Since RubyInside is public, this example is not actually useful - but now that you see how it works, let's look at how it can be used to view a Rails app running inside a LAN on someone's workstation. Let's say the mongrel is running on port 3000 and that the workstation is devbox.localnet, but devbox.localnet is only accessible from your ssh bouncepoint, which we'll call bouncepoint.example.com.

ssh -L 9999:devbox.localnet:3000 user@bouncepoint.example.com "sleep 9000"

ssh tunnels can also be used to bypass those silly content filters that some companies insist on installing on their local LANs.
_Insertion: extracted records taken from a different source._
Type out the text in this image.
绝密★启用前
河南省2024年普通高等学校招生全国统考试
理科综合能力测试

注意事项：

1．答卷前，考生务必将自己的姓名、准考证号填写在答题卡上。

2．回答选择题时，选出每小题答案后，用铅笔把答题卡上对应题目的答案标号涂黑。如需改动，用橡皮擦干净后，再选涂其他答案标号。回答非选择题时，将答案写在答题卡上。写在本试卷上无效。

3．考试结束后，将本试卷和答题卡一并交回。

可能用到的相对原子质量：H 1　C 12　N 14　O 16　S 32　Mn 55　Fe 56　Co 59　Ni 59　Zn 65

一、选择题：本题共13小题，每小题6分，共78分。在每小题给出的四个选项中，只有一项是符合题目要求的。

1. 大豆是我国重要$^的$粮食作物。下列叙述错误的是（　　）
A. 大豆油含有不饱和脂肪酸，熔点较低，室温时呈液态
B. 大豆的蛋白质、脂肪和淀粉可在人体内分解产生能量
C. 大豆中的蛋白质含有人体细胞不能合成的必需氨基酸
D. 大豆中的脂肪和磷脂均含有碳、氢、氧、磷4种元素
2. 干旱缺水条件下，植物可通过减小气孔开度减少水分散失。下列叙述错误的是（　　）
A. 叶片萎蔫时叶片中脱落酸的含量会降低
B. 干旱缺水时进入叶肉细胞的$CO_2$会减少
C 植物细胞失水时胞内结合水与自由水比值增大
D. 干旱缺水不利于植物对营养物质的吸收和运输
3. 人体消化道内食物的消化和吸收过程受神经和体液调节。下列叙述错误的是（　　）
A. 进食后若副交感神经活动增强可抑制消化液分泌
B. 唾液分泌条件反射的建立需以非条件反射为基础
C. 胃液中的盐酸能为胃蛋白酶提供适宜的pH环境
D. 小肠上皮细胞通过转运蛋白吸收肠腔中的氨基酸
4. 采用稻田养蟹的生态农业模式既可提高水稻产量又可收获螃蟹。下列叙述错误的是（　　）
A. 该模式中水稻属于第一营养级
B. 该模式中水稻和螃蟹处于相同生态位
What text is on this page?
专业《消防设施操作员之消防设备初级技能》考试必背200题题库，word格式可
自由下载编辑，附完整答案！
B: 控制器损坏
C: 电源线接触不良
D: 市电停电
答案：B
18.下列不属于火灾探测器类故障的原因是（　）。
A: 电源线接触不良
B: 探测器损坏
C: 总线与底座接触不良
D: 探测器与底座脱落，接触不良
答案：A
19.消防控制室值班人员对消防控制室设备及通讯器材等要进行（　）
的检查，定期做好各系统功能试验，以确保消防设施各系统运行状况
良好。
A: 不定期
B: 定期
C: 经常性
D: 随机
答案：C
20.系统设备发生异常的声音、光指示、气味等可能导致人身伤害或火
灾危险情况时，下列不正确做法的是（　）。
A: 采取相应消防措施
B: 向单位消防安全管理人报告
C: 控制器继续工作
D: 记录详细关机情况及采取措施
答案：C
This trick requires that you be able to send outgoing TCP traffic, and you have a remote ssh server listening outside the LAN. (If port 22 is blocked, you'll need to find one that isn't, and then get your remote ssh server to listen on that port.) By tunneling all your web traffic through ssh, you can bypass any content filters - and also get a completely secure connection that is impossible to easedrop on.

For example, if you wanted to view the latest Penny Arcade comic, but found that the client site you're working on for the day blocks it, you might use your remote VPS host to set up a tunnel like this:

ssh -L 9999:penny-arcade.com:80 vpsuser@vpshost.com "sleep 9000"

One final note: if you're wondering what the sleep 9000 is for. ssh requires a command, and when the command is done executing, it exits. So you have to give a command that will stall. I use 9000 because it's plenty long and easy to type. (When you're done, just hitting Ctrl-C in the terminal that's running the tunnel will close it.) But if you wanted it to last indefintely, you could use while [ 1 ]; do sleep 100; done.